Put Your House in Order

Date

1920-03-00

Source

Margaret Sanger Microfilm Edition, Smith College Collections S70:835
Birth Control Review, Mar. 1920, pp. 3-4

Description

For Sanger's interview with R. C. Martens, "A Birth Strike to Avert World Famine," Birth Control Review, Jan. 1920, p. 3.

Contributor

Frank A. Vanderlip

Identifier

Text

Put Your House in Order

By Margaret Sanger

The woman who reads the interview with Mr. R. C. Martens in this number and who ponders carefully its significance can hardly be in doubt as to her duty to the race and to the nation during the next five years.

Europe is already beginning to starve, and panic is imminent in the United States. Unless Mr. Martens and others almost equally well informed are in error, our people will at some time within the next two or three years feel the pinch of hunger as they have never felt it before.

The only way to meet this crisis is to cease to bring forth more mouths to be fed. Women must put the national house in order. They must stop bearing children until there is more assurance of peace within and without the country--until there is a better prospect that their children will not suffer for the necessities of life. Any other course is sheer folly.
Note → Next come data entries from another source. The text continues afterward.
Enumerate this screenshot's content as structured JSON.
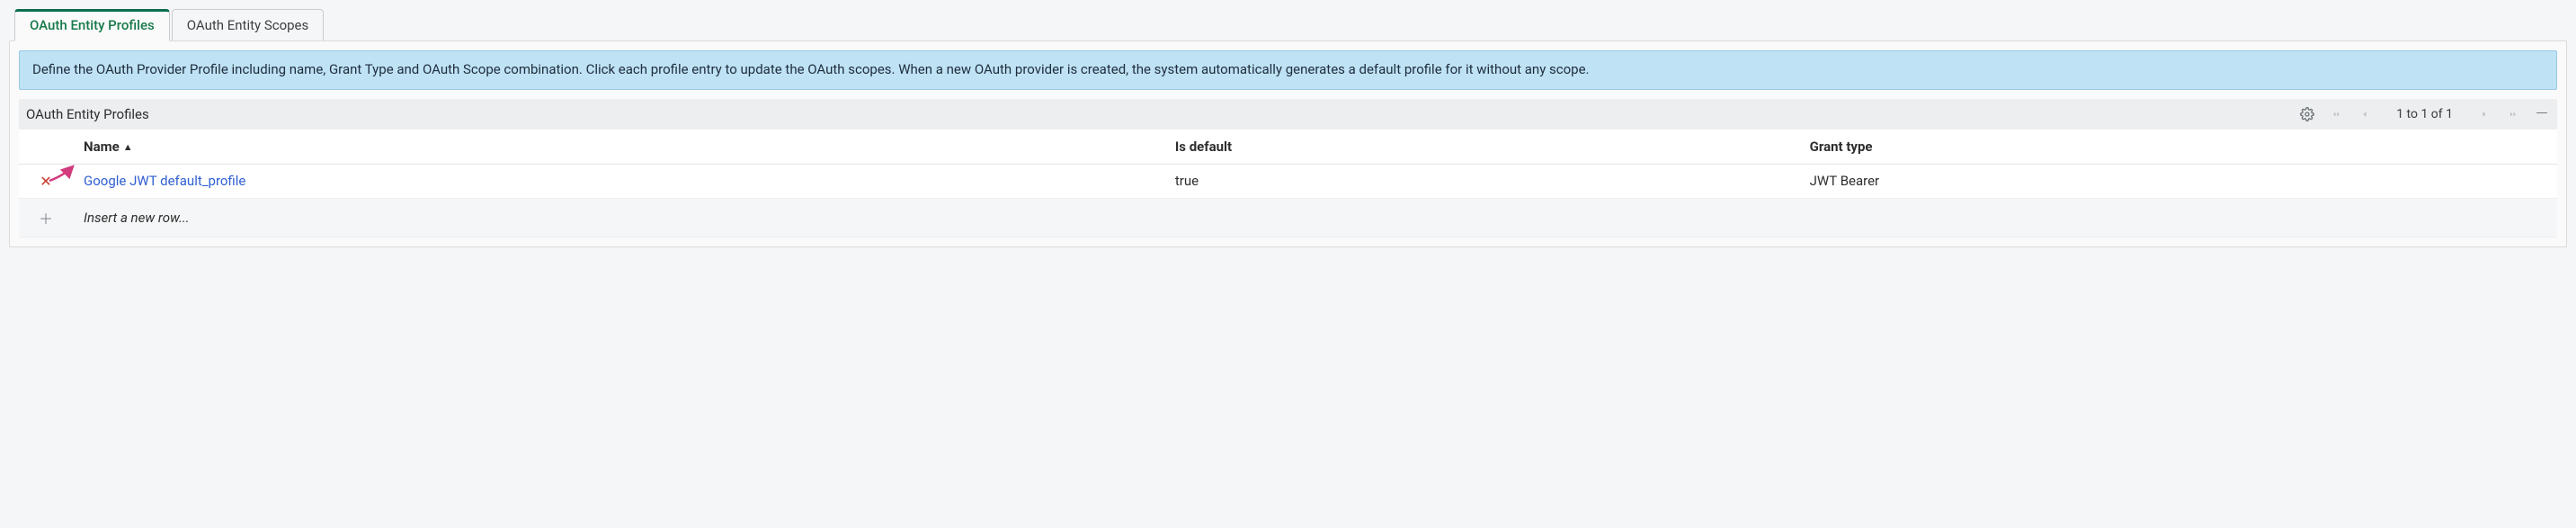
{
  "tabs": {
    "profiles": "OAuth Entity Profiles",
    "scopes": "OAuth Entity Scopes"
  },
  "info_text": "Define the OAuth Provider Profile including name, Grant Type and OAuth Scope combination. Click each profile entry to update the OAuth scopes. When a new OAuth provider is created, the system automatically generates a default profile for it without any scope.",
  "list": {
    "title": "OAuth Entity Profiles",
    "pagination": "1   to 1 of 1"
  },
  "columns": {
    "name": "Name",
    "is_default": "Is default",
    "grant_type": "Grant type"
  },
  "rows": [
    {
      "name": "Google JWT default_profile",
      "is_default": "true",
      "grant_type": "JWT Bearer"
    }
  ],
  "insert_row_text": "Insert a new row..."
}
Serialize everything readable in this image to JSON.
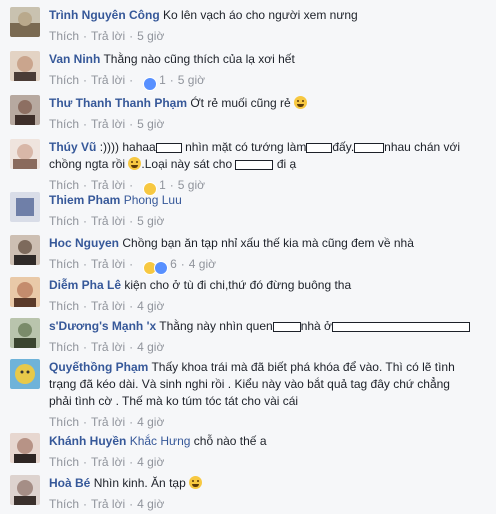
{
  "comments": [
    {
      "author": "Trình Nguyên Công",
      "text": "Ko lên vạch áo cho người xem nưng",
      "like": "Thích",
      "reply": "Trả lời",
      "time": "5 giờ",
      "avatar_color": "#b9a98c"
    },
    {
      "author": "Van Ninh",
      "text": "Thằng nào cũng thích của lạ xơi hết",
      "like": "Thích",
      "reply": "Trả lời",
      "reaction_count": "1",
      "time": "5 giờ",
      "avatar_color": "#caa58d"
    },
    {
      "author": "Thư Thanh Thanh Phạm",
      "text": "Ớt rẻ muối cũng rẻ",
      "like": "Thích",
      "reply": "Trả lời",
      "time": "5 giờ",
      "avatar_color": "#8d6f62"
    },
    {
      "author": "Thúy Vũ",
      "text_parts": [
        ":))))  hahaa",
        "nhìn mặt có tướng làm",
        "đấy.",
        "nhau chán với chồng ngta rồi",
        ".Loại này sát cho",
        "đi ạ"
      ],
      "like": "Thích",
      "reply": "Trả lời",
      "reaction_count": "1",
      "time": "5 giờ",
      "avatar_color": "#d8b7a8"
    },
    {
      "author": "Thiem Pham",
      "mention": "Phong Luu",
      "like": "Thích",
      "reply": "Trả lời",
      "time": "5 giờ",
      "avatar_color": "#6f7fa8"
    },
    {
      "author": "Hoc Nguyen",
      "text": "Chồng bạn ăn tạp nhỉ xấu thế kia mà cũng đem về nhà",
      "like": "Thích",
      "reply": "Trả lời",
      "reaction_count": "6",
      "time": "4 giờ",
      "avatar_color": "#7d6a5c"
    },
    {
      "author": "Diễm Pha Lê",
      "text": "kiện cho ở tù đi chi,thứ đó đừng buông tha",
      "like": "Thích",
      "reply": "Trả lời",
      "time": "4 giờ",
      "avatar_color": "#c48c6d"
    },
    {
      "author": "s'Dương's Mạnh 'x",
      "text_parts": [
        "Thằng này nhìn quen",
        "nhà ở"
      ],
      "like": "Thích",
      "reply": "Trả lời",
      "time": "4 giờ",
      "avatar_color": "#7a8b6a"
    },
    {
      "author": "Quyếthồng Phạm",
      "text": "Thấy khoa trái mà đã biết phá khóa để vào. Thì có lẽ tình trạng đã kéo dài. Và sinh nghi rồi . Kiểu này vào bắt quả tag đây chứ chẳng phải tình cờ . Thế mà ko túm tóc tát cho vài cái",
      "like": "Thích",
      "reply": "Trả lời",
      "time": "4 giờ",
      "avatar_color": "#e8c94a"
    },
    {
      "author": "Khánh Huyền",
      "mention": "Khắc Hưng",
      "text": "chỗ nào thế a",
      "like": "Thích",
      "reply": "Trả lời",
      "time": "4 giờ",
      "avatar_color": "#b79386"
    },
    {
      "author": "Hoà Bé",
      "text": "Nhìn kinh. Ăn tạp",
      "like": "Thích",
      "reply": "Trả lời",
      "time": "4 giờ",
      "avatar_color": "#a58e86"
    }
  ]
}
Some of the women of America, at least, have awakened to the wisdom of this course. For the most part, these women have been such as have been closely in touch with the inner workings of our industrial and financial systems. These have recognized at once the necessity of making ready to meet the disaster which the world is facing. Men, too, have come forward to approve the suggestion that no more children be borne until the world is in a more settled condition. And almost without exception these have been men who are better informed than the average--men who know the courses of the basic currents of our national life.

That the world's present condition of shipwreck is due largely to surplus population is plainly indicated not only by what Mr. Martens has to say, but even more plainly by the observations of others, notably Frank A. Vanderlip, one of the foremost of American financiers. In a copyrighted interview with the United Press, February 6, Mr. Vanderlip said: "Just now the people of Austria and other Central European countries are exhausted and dying of starvation." In other words, the great crash is here, so far as Central Europe is concerned.

And again: "The present situation was evident a year ago. But the people who made the peace treaty paid no attention to economic data. They had not taken into consideration the fact that the populations of Europe, under the influence of an industrial age, had grown to far larger numbers than Europe's fields can feed."

Not only Europe, but the world as a whole, has more people than it can feed under the present system of production and distribution. In the face of this fact, so amply and terribly substantiated, it is not only a mistake but a crime to bring another child into being until conditions improve.

Masculine statesmanship, commercial policy, and industrial management have wholly failed to cope with the problem. The all but hopeless case must be taken in hand by the women if we are to avoid the supreme catastrophe. The one sensible, humane and wise thing to do in the face of increasing disorganization of the world's productive and distributive machinery is to curtail the number of those who are to suffer and to starve.